Mittelrheinliga: Der FC schlägt Arnoldsweiler 3:0 und feiert im zehnten Heimspiel den zehnten Sieg. Lambertz (2) und Wilms treffen.

Viktoria Arnoldsweiler bleibt so etwas wie der Lieblingsgegner des FC Wegberg-Beeck. 15 Pflichtspiele hatten die langjährigen Kontrahenten bis Samstag gegeneinander gespielt. 14 davon gewann der FC, eine die Viktoria. Im Waldstadion schlugen die Gastgeber die Viktoria nun 3:0 und schraubten die Bilanz damit auf 15:1. Im zehnten Heimspiel der Saison feierte Beeck so auch den zehnten Sieg – bei stolzen 26:3 Toren.

Nach einer Wiederholung des 3:0-Hinspielresultats hatte es zunächst aber nicht ausgesehen. Beeck begann fahrig, erlaubte sich mehrere Schnitzer, die die Viktoria aber nicht bestrafen konnte. „Da haben wir mehrfach Glück gehabt, dass es Arnoldsweiler nur bis 20 Meter vor dem Tor gut gemacht hat“, räumte Beecks Coach Friedel Henßen ein. Den ersten größeren Stellungsfehler leistete sich Beeck schon nach 30 Sekunden – ein Arnoldsweiler „verdaddelte“ den Ball im Strafraum dann allerdings. Was Viktorias sehr umgänglicher Trainer Thomas Virnich, der noch lange nach dem Spiel im Stadionzelt zugegen war, ebenso lautstark wie verärgert so kommentierte: „Spiel’ den Ball doch vor die Hütte!“

Genau das tat Beeck sehr schön in der 26. Minute. Armand Drevina spielte den Ball in die Gasse auf Marius Müller, dessen präzise flache Hereingabe drückte Thomas Lambertz über die Linie – mit dem ersten sehenswerten Angriff ging der Tabellenführer sogleich in Führung.
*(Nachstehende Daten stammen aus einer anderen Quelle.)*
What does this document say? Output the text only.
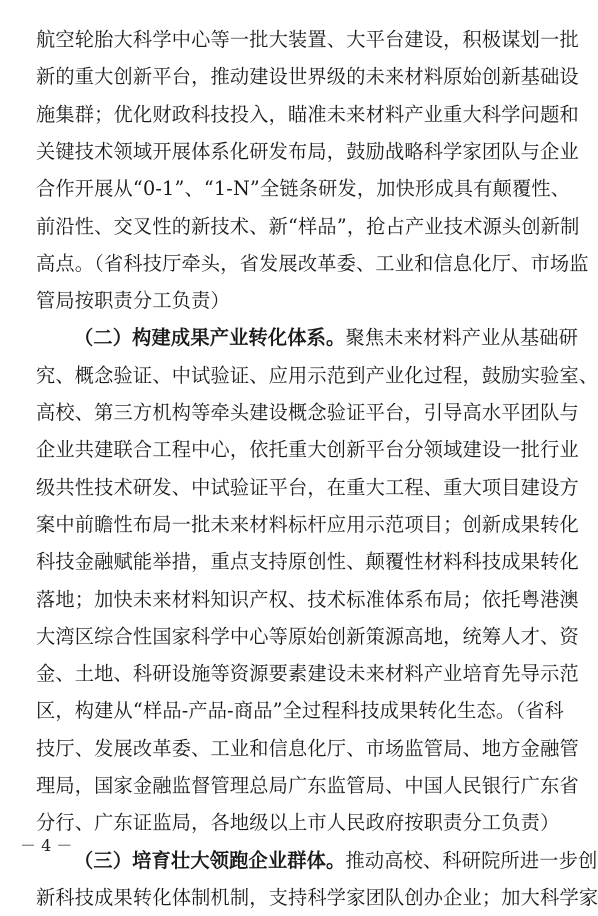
航空轮胎大科学中心等一批大装置、大平台建设，积极谋划一批
新的重大创新平台，推动建设世界级的未来材料原始创新基础设
施集群；优化财政科技投入，瞄准未来材料产业重大科学问题和
关键技术领域开展体系化研发布局，鼓励战略科学家团队与企业
合作开展从“0-1”、“1-N”全链条研发，加快形成具有颠覆性、
前沿性、交叉性的新技术、新“样品”，抢占产业技术源头创新制
高点。（省科技厅牵头，省发展改革委、工业和信息化厅、市场监
管局按职责分工负责）
（二）构建成果产业转化体系。聚焦未来材料产业从基础研
究、概念验证、中试验证、应用示范到产业化过程，鼓励实验室、
高校、第三方机构等牵头建设概念验证平台，引导高水平团队与
企业共建联合工程中心，依托重大创新平台分领域建设一批行业
级共性技术研发、中试验证平台，在重大工程、重大项目建设方
案中前瞻性布局一批未来材料标杆应用示范项目；创新成果转化
科技金融赋能举措，重点支持原创性、颠覆性材料科技成果转化
落地；加快未来材料知识产权、技术标准体系布局；依托粤港澳
大湾区综合性国家科学中心等原始创新策源高地，统筹人才、资
金、土地、科研设施等资源要素建设未来材料产业培育先导示范
区，构建从“样品-产品-商品”全过程科技成果转化生态。（省科
技厅、发展改革委、工业和信息化厅、市场监管局、地方金融管
理局，国家金融监督管理总局广东监管局、中国人民银行广东省
分行、广东证监局，各地级以上市人民政府按职责分工负责）
（三）培育壮大领跑企业群体。推动高校、科研院所进一步创
新科技成果转化体制机制，支持科学家团队创办企业；加大科学家
－ 4 －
Bis zur Pause spielte Beeck nun gefällig, garniert von zwei herausragenden Standards. Shpend Hasani nagelte einen Freistoß ans Lattenkreuz (30.) und war dann vier Minuten später Wegbereiter des 2:0. Seine präzise Freistoßflanke köpfte Sebastian Wilms ein (34.) – sein fünftes Saisontor. „Ich hatte ja schon länger nicht mehr getroffen. Es wurde also mal wieder Zeit“, merkte der Spielführer dazu an, der Beecks Spiel zudem immer wieder energisch antrieb.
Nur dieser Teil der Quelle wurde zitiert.